Cook, the great navigator, unlocked much of the mystery. At no time did he land on Australian soil with the title of Captain.

It was only on his third voyage to the Pacific, the one that took in Hawaii and which claimed his life, did he sail as such.

Today we can luxuriate at the hotel next to the international airport.

Counting the planes roaring in and out of Sydney and Australia.

Planeloads of travellers, not exactly explorers. Busy.

It seems like a plane a minute carrying thousands of modern “adventurers”.

Despite its relative isolation, the southern shore of the bay is dominated by a mixture of pristine national park and heavy industrial use that includes the old Caltex Oil Refinery, sewer treatment, and historical sand-mining facilities.

Cronulla is just to the south of Botany Bay. Another beautiful sight is the sunrise over the breaking surf.

Ocean swimmers heading for open water and those warmed against the winter morning by insulated coats and tracksuits make their way to the heated swimming pools – steam rising off the water.

I have a coffee at Bianchini’s Espresso, just up from the beach.

It’s good to get the feel of this place.

Later that day, I drive north along the coast – Maroubra, Coogee, Bronte, Tamarama,

Clovelly and Bondi.

Early morning surf at Maroubra.

Safely based at an Airbnb in North Bondi, it’s time to set out on foot and see again this

most famous of beaches.

“In the morning weighed with a light breeze at NW and put to sea … at noon abreast of a Bay or Harbour where there appeared to be safe anchorage which I called Port Jackson.’’ – James Cook, Endeavour, at sea, 6 May, 1770.

Cook noted the Heads, but made no effort to explore beyond them.
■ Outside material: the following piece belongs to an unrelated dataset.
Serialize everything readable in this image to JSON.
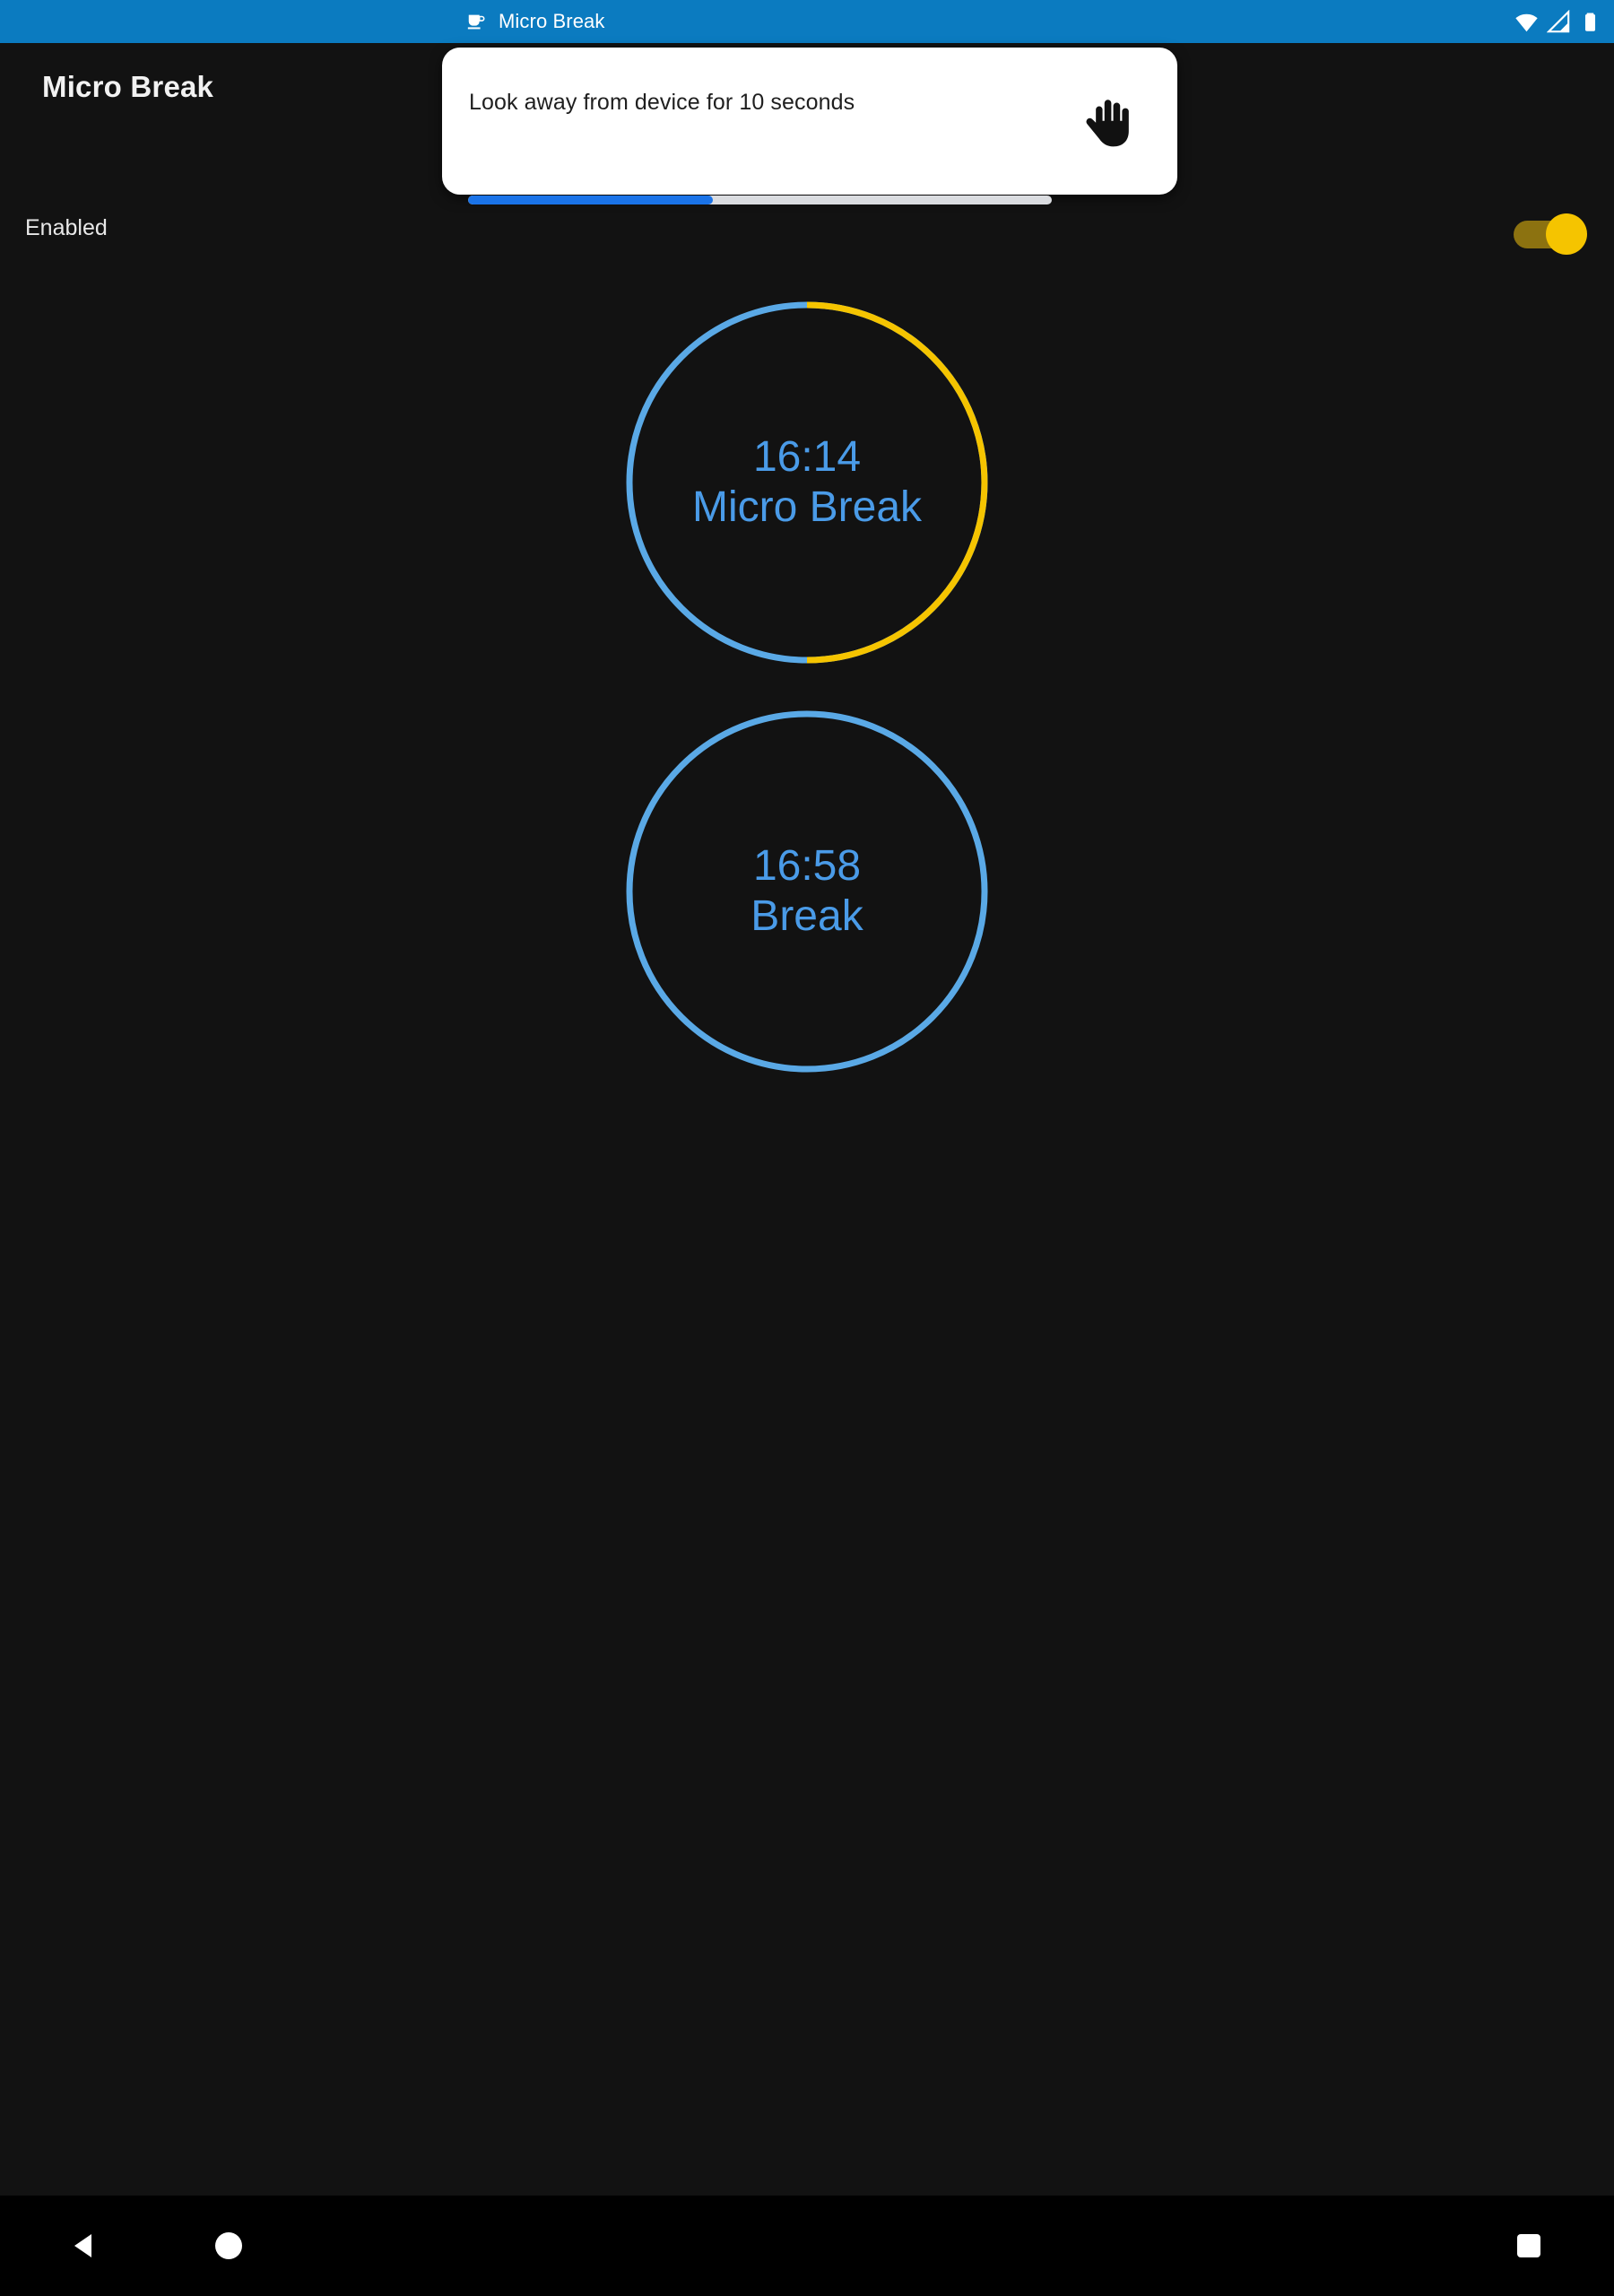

Had he done so, he might have saved Captain Arthur Phillip considerable anxiety 18 years later.

Morning light on Sydney's South Head Photo Erle Levey / Sunshine Coast Daily

On January 18, 1788, Captain Phillip sailed the armed tender HMS Supply into Botany Bay.

Two days later, the remaining ships of the First Fleet arrived to found the planned penal colony.

Phillip found the lack of fresh water, in particular, made the site unsuitable for settlement.

So he sailed north.

Morning light on Sydney Harbour Photo Erle Levey / Sunshine Coast Daily

January 21, 1788: “We had the satisfaction of finding the finest harbour in the world in

which a thousand sail-of-the-line may ride in the most perfect security.’’

Captain Phillip, happy with the location and the particular cove he named Sydney, camped overnight and next morning started the return to Botany Bay.

On the morning of January 24, the French exploratory expedition of Jean-Francois de Galaup, Comte de Laperouse, was seen outside Botany Bay.

On January 26, 1788, Captain Phillip selected Port Jackson as the location of the new colony.

His party began clearing ground near a run of freshwater, later known as the Tank Stream, a flagstaff was erected close to the landing site, the Queen Ann jack was raised and possession was taken for His Majesty King George III.

Phillip was a far-sighted governor who soon saw that New South Wales would need a civil administration and a system for emancipating the convicts.

Contrary to popular opinion that the majority of the people on the First Fleet were British, there were said to be people from 22 races including Irish, Scottish, Welsh and the Channel Islands.

According to the Fellowship of First Fleeters, there were also African, American and French convicts on board, as well as from Madagascar, West Indies, Holland, Germany, Norway, Portugal, Jamaica, Sweden, Bengal India and Scandinavia.

The so-called Irish rebels arrived at a later date.

As a reminder of that windscreen-wiper effect of Australia, I investigate the Republik coffee shop and bakery at North Bondi and am served by a Dutch girl and a South American barista.

Global adventurers just keep coming.